Draft Home Detention Curfew and Requisite and Minimum Custodial Periods (Amdt) Order 2024
Tuesday, 10 December 2024 · Division No. 62 · Commons
120 MPs did not vote
Voting Yes means
Support the government's changes to early release and home curfew rules, accepting adjustments to sentence thresholds as a necessary measure to manage prison capacity
Voting No means
Oppose loosening early release and home detention curfew rules, arguing the changes risk public safety or undermine the principle that sentences handed down by courts should be served in full
What happened: On 10 December 2024, the House of Commons voted on the Draft Home Detention Curfew and Requisite and Minimum Custodial Periods (Amendment) Order 2024, a statutory instrument (a form of secondary legislation that updates existing rules without requiring a full new Act of Parliament). The motion passed by 424 votes to 106, with the government's position carrying the day by a substantial margin.
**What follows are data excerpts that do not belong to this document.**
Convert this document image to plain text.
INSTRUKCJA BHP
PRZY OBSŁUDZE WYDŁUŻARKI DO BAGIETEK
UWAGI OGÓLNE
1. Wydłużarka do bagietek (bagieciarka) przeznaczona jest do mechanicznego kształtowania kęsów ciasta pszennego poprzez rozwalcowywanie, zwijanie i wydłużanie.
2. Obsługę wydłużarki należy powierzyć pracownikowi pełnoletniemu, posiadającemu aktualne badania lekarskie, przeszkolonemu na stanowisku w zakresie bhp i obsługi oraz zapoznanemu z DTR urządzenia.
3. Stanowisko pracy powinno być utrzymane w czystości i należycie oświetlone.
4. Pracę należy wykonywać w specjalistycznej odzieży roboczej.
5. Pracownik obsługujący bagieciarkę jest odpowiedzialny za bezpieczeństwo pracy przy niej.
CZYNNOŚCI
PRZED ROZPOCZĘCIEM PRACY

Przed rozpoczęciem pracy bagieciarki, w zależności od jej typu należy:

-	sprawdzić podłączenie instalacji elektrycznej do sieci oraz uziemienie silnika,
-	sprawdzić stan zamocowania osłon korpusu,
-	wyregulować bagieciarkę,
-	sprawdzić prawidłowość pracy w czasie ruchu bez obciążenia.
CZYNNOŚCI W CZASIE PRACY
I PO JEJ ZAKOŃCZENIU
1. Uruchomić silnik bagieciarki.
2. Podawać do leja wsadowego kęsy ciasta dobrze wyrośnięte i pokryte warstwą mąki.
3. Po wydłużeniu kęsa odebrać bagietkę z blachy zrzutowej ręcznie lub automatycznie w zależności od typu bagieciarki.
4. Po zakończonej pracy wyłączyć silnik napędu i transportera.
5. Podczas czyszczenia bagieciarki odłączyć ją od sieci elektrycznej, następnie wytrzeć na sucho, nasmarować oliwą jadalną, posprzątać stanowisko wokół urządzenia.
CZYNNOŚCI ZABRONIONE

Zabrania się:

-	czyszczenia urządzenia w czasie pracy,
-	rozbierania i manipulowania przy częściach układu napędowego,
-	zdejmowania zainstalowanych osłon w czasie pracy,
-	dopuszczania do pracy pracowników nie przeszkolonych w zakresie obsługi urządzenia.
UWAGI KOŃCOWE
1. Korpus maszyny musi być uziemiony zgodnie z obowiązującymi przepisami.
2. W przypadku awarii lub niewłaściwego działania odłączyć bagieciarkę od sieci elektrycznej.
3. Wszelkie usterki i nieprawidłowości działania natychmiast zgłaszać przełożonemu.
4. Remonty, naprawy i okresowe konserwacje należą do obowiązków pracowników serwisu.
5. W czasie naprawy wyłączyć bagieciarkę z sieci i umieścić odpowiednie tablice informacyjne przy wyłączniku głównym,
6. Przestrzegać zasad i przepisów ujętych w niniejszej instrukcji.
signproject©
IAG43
Why it matters: The order changes the rules governing when prisoners in England and Wales can be released early on Home Detention Curfew, commonly known as an electronic tag. It effectively allows eligible prisoners to be released before they would otherwise have been, subject to monitoring, as part of the government's response to severe overcrowding in the prison estate. In practical terms, this means some individuals will serve a shorter portion of their sentence in custody and the remainder under supervision in the community. The change affects prisoners, their families, victims, and the wider public who have an interest in how custodial sentences are managed.
The politics: The vote divided almost entirely along party lines. Labour, the Liberal Democrats, the Greens, and Plaid Cymru all voted in favour. Conservatives, the Democratic Unionist Party, Reform UK, and the Ulster Unionist Party all voted against. There were no Conservative votes in favour and no Labour votes against, making this one of the cleaner partisan splits seen in recent divisions. The vote sits within a broader political debate about prison capacity that has intensified in 2024, with media coverage focusing heavily on the state of the prison estate and the government's emergency measures to create headroom in the system.